While it is not clear the world has changed, a recent frenzy of activity demonstrates the way Ottawa sees the world has vastly changed. Observers of Canada have borne witness for many years to many foreign and state-owned enterprises (SOEs) sizing up middle powers like Canada with increasing appetite. The Government of Canada has come to the public revelation that critical minerals are, for lack of a better word, critical to economic growth, energy transition and transformation and the security of Canada and its allies.

New announcements, and new questions

On Oct. 28, 2022, the federal government published its policy update on SOE investments in critical minerals. This policy makes it clear that going forward, the government will closely scrutinize investments by foreign SOEs and foreign-influenced private investors in Canada's critical minerals sectors, across all stages of the value chain. In particular, the policy states that significant transactions by foreign SOEs in Canada's critical minerals sectors will only be approved (on the basis that they result in a net benefit to Canada) on an exceptional basis. More generally, all investments (irrespective of size) by foreign SOEs and foreign-influenced private investors involving a Canadian business or entity operating in the critical minerals sector in Canada are more likely to face scrutiny under the Investment Canada Act's (ICA) national security regime.
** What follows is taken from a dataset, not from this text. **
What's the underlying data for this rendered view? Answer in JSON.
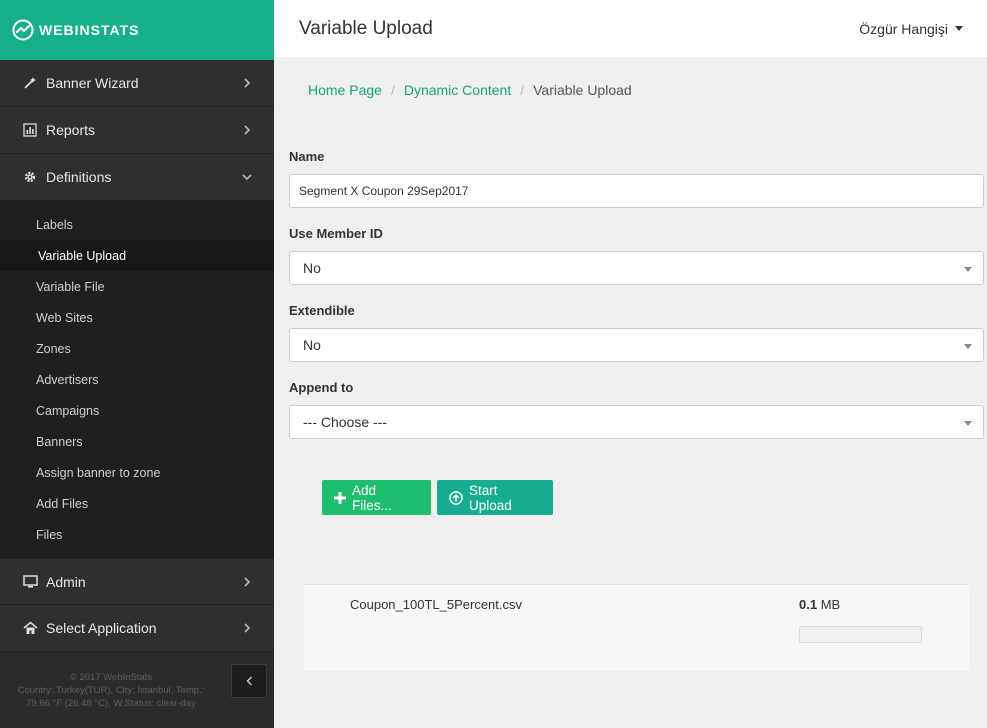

On Nov. 2, 2022, the rubber hit the road with the announcement that divestiture orders had been issued for three investments by Chinese investors. Notably, the Canadian target businesses in all three cases are relatively small and engaged in exploration and development activities. In fact, one of these investments comprised a minority interest in exploration properties located exclusively outside of Canada. We view this as a signal from the government of the new standard that will be applied for these types of investments under the ICA.

What we do not know is how this will apply to different classes of what an observer might see as an SOE or a "foreign-influenced private investor." There are many investors that presumably fall within this definition. We do not yet know the full extent of what entities need to be most concerned about this pivot.
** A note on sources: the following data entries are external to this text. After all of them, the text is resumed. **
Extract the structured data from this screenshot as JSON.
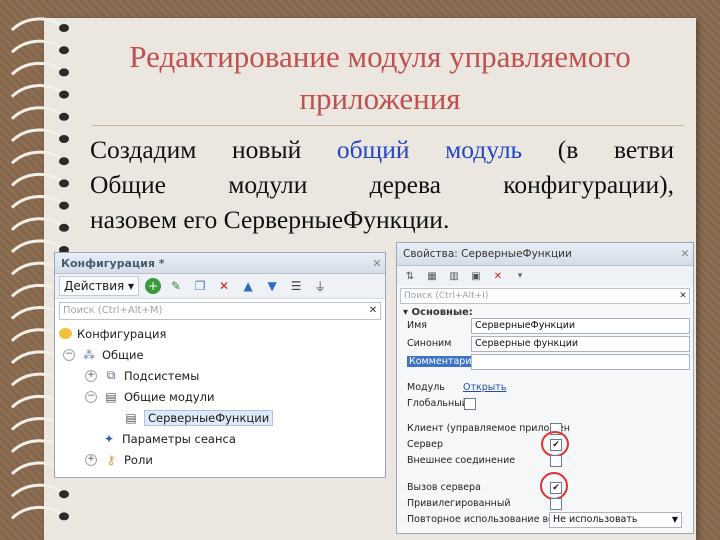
{
  "slide": {
    "title": "Редактирование модуля управляемого приложения",
    "text_l1_a": "Создадим",
    "text_l1_b": "новый",
    "text_l1_c": "общий",
    "text_l1_d": "модуль",
    "text_l1_e": "(в",
    "text_l1_f": "ветви",
    "text_l2_a": "Общие",
    "text_l2_b": "модули",
    "text_l2_c": "дерева",
    "text_l2_d": "конфигурации),",
    "text_l3": "назовем его СерверныеФункции."
  },
  "config_window": {
    "title": "Конфигурация *",
    "actions_label": "Действия",
    "search_placeholder": "Поиск (Ctrl+Alt+M)",
    "tree": [
      {
        "label": "Конфигурация"
      },
      {
        "label": "Общие"
      },
      {
        "label": "Подсистемы"
      },
      {
        "label": "Общие модули"
      },
      {
        "label": "СерверныеФункции"
      },
      {
        "label": "Параметры сеанса"
      },
      {
        "label": "Роли"
      }
    ]
  },
  "props_window": {
    "title": "Свойства: СерверныеФункции",
    "search_placeholder": "Поиск (Ctrl+Alt+I)",
    "group": "Основные:",
    "name_label": "Имя",
    "name_value": "СерверныеФункции",
    "synonym_label": "Синоним",
    "synonym_value": "Серверные функции",
    "comment_label": "Комментарий",
    "module_label": "Модуль",
    "module_link": "Открыть",
    "global_label": "Глобальный",
    "client_label": "Клиент (управляемое приложен",
    "server_label": "Сервер",
    "external_label": "Внешнее соединение",
    "server_call_label": "Вызов сервера",
    "privileged_label": "Привилегированный",
    "reuse_label": "Повторное использование возв",
    "reuse_value": "Не использовать",
    "checks": {
      "global": false,
      "client": false,
      "server": true,
      "external": false,
      "server_call": true,
      "privileged": false
    }
  },
  "colors": {
    "title": "#c0504d",
    "highlight": "#2446c4",
    "annotation": "#d33333"
  }
}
We also presume, but do not have clarity on whether new investments may give rise to new risks. An SOE making a fresh investment that follows on prior commitments may result in risks rising that a new investment provides a window to review and repudiate a history of investment.

A welcome change

On top of additional constraints on capital, Canada's mining industry has been held back by an inefficient federal impact assessment regime. Current permitting timelines under the federal regime are simply too long and deter investment. While the Impact Assessment Agency's website says that a mine project is expected to take about five years to complete, the permitting process and recent experience shows that actual permitting times are much longer, easily surpassing eight to 10 years. In addition, there is significant uncertainty regarding the outcome of the process.

However, the industry received an early Christmas gift on Dec. 9, 2022, with an announcement that the federal government will initiate a review of permitting processes to attempt to speed up critical minerals' projects in Canada. This is a welcome change after 10 years of reforms to the process that have resulted in regulatory timelines that frighten even the most optimistic of developers.

To the extent that Canada can refine the impact assessment process so as to materially shorten current permitting timelines and provide proponents with greater clarity regarding the applicable regulatory standards, this will be welcomed by project developers. In addition, the national benefits sharing framework announced by Canada in the 2022 fall economic statement, if done properly, may help Canada and proponents effectively address Indigenous concerns. If this framework runs in parallel to a more efficient permitting regime, this could add significant certainty to the regulatory process and materially shorten permitting timelines, without sacrificing environmental protection.

Looking ahead

New standards will clearly drive new scrutiny on investments into Canada. While the implications of these policies continue to develop, we watch hopefully for progress on permitting, approvals and replacement capital sources. All these issues need to be addressed if Canada is going to succeed in developing its significant natural resources, including critical minerals.